The latest phase of repair works at an historic north-east castle will begin this week, with a courtyard revamp.
Existing tarmac at the National Trust for Scotland’s Drum Castle, near Drumoak, will be lifted to make way for a new surface.
Property Manager Alison Burke said the aim was to restore it to something approaching its former glory.
“We know that the courtyard surface used to be sand,” she said.
“Eventually it was changed to tarmac by the XXIV Laird of Drum, Quentin Irvine, and the same type of tarmac will be used again. It will look smooth and dark in colour to begin with, but will fade to be similar to the grey tones of the Old Tower.”
The courtyard work is the latest in a series of repairs for the 14th century building.

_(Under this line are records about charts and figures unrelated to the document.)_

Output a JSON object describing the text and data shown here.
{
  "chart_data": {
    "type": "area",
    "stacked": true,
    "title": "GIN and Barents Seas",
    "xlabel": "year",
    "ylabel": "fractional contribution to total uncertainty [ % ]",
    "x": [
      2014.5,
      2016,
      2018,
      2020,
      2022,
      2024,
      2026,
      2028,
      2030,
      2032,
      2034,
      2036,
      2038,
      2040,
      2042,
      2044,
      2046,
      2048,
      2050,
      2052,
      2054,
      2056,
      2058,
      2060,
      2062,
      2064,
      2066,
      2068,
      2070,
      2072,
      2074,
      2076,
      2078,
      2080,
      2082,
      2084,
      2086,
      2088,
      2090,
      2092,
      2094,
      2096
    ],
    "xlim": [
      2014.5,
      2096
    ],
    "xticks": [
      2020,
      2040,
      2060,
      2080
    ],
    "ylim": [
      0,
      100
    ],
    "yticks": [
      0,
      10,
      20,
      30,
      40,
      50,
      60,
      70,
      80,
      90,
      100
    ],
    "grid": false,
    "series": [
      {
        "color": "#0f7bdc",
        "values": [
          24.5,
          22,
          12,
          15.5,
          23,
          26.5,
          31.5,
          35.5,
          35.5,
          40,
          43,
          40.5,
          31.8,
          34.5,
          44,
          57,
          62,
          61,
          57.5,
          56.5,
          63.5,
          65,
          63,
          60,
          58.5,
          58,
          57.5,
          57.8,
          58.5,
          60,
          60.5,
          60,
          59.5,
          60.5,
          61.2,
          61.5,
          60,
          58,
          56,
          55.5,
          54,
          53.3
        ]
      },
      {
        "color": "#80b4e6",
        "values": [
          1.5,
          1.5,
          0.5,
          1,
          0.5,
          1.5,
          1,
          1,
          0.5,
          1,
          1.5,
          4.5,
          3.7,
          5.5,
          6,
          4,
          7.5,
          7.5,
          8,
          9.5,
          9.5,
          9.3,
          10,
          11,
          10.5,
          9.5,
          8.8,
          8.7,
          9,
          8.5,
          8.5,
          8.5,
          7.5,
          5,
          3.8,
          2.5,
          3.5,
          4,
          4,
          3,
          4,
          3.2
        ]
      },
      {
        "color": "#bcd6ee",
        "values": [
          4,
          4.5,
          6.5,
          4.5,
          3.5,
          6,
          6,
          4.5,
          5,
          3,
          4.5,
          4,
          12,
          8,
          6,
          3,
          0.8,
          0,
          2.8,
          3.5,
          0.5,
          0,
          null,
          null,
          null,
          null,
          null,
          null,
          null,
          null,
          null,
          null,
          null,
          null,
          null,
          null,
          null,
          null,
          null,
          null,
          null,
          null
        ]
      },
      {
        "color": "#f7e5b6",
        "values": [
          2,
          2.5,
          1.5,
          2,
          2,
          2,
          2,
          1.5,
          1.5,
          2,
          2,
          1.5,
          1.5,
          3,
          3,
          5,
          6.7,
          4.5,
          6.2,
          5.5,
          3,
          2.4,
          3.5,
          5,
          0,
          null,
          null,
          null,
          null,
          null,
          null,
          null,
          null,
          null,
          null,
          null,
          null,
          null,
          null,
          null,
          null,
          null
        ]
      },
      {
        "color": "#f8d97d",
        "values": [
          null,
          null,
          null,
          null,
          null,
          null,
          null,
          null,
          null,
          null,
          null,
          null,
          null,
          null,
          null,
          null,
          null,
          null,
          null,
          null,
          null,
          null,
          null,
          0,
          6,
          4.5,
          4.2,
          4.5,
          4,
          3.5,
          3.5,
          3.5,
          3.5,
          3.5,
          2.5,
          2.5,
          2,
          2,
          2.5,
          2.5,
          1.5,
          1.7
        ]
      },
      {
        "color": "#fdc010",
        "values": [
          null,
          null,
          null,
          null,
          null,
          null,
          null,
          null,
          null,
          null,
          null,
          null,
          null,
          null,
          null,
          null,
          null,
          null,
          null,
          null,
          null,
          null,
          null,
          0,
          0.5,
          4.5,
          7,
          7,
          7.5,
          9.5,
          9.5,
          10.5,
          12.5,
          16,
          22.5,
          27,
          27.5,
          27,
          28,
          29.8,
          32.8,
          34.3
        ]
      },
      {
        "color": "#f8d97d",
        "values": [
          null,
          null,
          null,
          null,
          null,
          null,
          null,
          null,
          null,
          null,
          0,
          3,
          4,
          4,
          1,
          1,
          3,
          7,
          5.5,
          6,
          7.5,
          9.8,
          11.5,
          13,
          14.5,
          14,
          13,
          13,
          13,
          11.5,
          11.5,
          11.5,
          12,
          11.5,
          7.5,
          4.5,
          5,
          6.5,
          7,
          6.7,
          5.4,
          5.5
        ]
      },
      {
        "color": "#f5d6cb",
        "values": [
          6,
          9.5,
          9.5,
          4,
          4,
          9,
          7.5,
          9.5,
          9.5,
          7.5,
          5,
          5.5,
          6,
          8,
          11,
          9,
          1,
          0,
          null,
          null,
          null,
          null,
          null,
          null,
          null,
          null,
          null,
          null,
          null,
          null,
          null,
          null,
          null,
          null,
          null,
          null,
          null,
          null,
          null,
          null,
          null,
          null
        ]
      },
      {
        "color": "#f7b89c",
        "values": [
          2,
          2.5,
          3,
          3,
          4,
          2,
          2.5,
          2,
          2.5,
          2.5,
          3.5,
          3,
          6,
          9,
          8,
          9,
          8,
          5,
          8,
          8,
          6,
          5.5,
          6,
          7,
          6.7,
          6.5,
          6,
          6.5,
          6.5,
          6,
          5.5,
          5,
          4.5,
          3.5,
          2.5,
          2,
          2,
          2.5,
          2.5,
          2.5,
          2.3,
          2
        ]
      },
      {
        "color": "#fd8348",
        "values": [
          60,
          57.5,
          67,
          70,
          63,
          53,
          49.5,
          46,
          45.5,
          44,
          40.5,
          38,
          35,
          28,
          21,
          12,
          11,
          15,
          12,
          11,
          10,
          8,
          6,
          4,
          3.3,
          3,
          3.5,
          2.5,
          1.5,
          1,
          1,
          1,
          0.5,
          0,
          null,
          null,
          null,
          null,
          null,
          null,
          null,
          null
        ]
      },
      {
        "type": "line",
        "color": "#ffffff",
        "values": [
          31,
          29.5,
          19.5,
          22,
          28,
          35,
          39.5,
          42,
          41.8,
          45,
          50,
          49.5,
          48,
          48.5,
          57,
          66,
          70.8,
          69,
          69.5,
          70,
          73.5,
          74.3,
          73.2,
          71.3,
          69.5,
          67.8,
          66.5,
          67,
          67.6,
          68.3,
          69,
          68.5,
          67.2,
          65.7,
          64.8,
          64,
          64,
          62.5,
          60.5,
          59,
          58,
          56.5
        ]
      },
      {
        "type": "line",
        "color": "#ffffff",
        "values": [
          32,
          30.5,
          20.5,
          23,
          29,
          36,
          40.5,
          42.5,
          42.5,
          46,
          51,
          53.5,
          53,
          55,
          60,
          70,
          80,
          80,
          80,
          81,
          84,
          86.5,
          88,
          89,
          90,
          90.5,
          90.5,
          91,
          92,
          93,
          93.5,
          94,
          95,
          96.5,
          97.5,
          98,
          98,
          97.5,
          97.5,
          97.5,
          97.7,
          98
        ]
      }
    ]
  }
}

Drum Castle’s 700-year-old tower was covered in scaffolding earlier this year as vital conservation work got underway to tackle an on-going damp problem which was causing damage to the Victorian library.
The property houses a collection of antique books including the trust’s oldest specimen – a 15th century Tuscan edition of Livy’s History of Rome.
Cement pointing was removed and replaced with a traditional, breathable lime mortar, and major structural repairs were also carried out.
During the repairs, excavations found two previously unknown chambers which had lain hidden for at least 250 years.
The £700,00 work, which concluded earlier this year, was funded by a grant awarded by the National Trust for Scotland Foundation USA, made possible by support from Historic Scotland and an anonymous donor.
Further excavations in the castle and grounds have brought to light the ancient cess pit into which the medieval toilets would have sluiced. The latest work will give archaeologists the opportunity to explore what is under the courtyard tarmac in the hope of shedding more light on the evolution of the landmark.
The castle has been the seat of the chief of Clan Irvine for centuries, having been granted to William de Irwyn in 1323 by King Robert the Bruce. It has the oldest keep in Scotland and is the oldest intact building in the care of the National Trust for Scotland.
A new children’s playpark, including a zip-wire, jungle gym, bubble tunnel and outdoor classroom, was also opened on the site this year.